There's a dirty secret in the "automate everything" movement. Every automation you build is a liability you maintain.
That Zapier workflow connecting 6 tools? It breaks when any one of them changes their API. That custom script pulling data from three sources? It silently fails when the schema shifts. That AI agent handling customer tickets? It needs monitoring, prompt tuning, and someone who understands why it suddenly started apologizing for things it didn't do.
I've built dozens of automations over the past two years. Maybe half of them are still running. The rest broke, got replaced, or turned out to cost more in maintenance than they saved in labor.
The math people skip
Time saved per week by the automation, minus time spent building it, minus time spent fixing it when it breaks, minus time spent explaining to your team why it did something weird.
That equation goes negative faster than you'd think.
What actually works
Automate the stuff that's truly repetitive and low-stakes.
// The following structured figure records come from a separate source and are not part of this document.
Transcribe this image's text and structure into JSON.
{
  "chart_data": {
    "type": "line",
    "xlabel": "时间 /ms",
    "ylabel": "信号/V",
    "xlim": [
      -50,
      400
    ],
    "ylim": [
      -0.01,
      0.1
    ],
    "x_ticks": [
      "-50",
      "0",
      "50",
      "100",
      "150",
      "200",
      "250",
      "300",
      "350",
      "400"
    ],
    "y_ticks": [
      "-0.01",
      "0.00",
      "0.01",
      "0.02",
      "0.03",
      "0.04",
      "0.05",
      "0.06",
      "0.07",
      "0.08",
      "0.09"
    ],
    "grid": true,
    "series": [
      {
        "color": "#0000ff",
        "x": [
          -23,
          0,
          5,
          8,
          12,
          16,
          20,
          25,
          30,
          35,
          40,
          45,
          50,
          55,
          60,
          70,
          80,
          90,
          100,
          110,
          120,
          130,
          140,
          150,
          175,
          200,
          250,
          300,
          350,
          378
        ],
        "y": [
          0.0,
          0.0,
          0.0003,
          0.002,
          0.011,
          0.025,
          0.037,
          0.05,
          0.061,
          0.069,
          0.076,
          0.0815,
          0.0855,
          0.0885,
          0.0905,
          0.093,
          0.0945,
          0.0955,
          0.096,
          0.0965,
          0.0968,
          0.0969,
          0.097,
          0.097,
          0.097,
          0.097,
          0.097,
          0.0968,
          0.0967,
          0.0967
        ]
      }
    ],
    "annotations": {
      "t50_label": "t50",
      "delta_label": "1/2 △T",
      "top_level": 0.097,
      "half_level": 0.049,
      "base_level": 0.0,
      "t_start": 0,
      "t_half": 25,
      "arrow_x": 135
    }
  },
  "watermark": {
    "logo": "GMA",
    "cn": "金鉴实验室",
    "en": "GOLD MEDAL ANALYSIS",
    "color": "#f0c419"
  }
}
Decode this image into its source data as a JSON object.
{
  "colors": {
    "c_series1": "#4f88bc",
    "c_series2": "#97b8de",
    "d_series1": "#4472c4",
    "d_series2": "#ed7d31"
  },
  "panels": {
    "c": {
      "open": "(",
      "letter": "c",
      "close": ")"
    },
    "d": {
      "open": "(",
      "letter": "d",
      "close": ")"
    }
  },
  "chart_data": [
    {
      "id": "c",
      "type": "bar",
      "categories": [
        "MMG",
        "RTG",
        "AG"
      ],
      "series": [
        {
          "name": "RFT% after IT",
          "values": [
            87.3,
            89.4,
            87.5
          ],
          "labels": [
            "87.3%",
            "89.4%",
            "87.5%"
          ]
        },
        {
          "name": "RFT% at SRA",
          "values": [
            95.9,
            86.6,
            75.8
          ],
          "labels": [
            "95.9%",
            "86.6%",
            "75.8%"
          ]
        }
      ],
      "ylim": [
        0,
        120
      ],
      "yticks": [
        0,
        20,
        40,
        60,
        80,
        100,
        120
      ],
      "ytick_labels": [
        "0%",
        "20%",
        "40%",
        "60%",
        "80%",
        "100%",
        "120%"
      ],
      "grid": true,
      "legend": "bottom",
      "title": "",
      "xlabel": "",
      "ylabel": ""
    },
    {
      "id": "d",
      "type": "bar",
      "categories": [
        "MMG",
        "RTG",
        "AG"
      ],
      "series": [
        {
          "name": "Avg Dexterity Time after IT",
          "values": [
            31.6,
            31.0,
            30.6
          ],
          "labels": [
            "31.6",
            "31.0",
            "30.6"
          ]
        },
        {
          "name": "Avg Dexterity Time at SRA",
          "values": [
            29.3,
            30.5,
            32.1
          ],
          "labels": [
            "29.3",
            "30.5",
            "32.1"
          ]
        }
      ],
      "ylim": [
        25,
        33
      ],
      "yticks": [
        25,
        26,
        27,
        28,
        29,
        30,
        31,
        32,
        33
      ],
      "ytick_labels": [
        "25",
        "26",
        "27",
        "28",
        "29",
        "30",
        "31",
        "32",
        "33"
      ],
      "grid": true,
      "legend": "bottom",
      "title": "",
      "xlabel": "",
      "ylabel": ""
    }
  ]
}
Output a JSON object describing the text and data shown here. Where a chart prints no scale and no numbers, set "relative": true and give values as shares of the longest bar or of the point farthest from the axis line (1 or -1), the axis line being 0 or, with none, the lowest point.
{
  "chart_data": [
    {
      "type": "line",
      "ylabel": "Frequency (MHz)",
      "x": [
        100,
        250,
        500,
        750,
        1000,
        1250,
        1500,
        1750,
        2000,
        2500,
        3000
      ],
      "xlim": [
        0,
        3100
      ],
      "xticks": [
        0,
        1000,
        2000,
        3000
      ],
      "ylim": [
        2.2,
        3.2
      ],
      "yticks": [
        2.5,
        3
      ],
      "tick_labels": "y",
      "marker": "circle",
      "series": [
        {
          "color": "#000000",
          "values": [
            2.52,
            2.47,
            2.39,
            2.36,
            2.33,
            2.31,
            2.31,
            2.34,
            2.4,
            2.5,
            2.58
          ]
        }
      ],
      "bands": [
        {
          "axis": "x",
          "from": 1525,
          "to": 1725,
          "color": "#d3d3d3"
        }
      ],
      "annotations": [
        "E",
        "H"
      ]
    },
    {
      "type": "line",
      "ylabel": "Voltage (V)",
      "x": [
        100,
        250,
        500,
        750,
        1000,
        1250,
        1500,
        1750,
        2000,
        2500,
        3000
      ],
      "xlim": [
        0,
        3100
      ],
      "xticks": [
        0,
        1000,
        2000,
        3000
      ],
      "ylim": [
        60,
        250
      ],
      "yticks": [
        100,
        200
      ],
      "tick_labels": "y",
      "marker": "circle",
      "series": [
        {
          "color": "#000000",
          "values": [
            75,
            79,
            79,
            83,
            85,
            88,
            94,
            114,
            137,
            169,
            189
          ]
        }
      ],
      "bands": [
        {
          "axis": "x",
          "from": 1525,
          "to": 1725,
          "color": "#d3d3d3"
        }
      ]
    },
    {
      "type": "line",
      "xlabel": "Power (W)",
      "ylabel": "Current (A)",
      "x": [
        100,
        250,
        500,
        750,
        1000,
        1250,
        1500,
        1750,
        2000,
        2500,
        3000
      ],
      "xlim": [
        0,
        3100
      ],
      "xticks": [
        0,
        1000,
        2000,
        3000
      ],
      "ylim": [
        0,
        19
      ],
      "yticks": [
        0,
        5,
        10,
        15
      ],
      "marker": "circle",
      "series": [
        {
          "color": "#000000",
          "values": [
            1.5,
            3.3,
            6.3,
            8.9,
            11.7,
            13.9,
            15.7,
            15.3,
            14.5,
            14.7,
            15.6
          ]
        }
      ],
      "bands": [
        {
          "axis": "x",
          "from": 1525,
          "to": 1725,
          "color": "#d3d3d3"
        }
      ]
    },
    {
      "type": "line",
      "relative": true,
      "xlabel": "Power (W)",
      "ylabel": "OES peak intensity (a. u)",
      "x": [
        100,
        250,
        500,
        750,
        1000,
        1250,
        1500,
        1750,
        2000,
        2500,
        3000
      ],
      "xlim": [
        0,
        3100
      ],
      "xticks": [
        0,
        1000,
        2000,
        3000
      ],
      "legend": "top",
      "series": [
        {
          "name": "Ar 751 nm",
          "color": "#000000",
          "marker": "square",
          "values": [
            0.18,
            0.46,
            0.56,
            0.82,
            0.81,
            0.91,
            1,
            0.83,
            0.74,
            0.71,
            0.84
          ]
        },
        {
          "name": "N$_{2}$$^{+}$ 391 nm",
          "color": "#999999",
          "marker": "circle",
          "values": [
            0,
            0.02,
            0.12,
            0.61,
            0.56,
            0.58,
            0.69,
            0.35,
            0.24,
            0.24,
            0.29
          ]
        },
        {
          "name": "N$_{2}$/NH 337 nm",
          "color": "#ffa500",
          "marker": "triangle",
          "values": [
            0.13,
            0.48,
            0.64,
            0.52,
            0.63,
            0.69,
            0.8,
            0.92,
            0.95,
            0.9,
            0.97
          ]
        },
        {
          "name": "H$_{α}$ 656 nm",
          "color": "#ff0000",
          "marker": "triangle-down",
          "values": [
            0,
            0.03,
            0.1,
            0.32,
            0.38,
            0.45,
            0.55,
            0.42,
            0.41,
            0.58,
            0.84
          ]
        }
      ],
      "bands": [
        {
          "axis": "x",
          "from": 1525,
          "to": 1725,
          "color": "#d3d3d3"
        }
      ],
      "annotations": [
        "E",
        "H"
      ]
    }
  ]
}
Data entry. Status updates. Notification routing. File organization. These are safe because when they break, nobody dies.
For anything touching customers, money, or critical decisions? Build the automation but keep a human in the loop. Not because the AI can't handle it. Because the cost of failure is too high to find out.
The real skill
Knowing what NOT to automate is worth more than knowing how to automate everything. The best engineers I know are selective. They automate the boring stuff and protect the important stuff.
That's not a limitation. That's wisdom.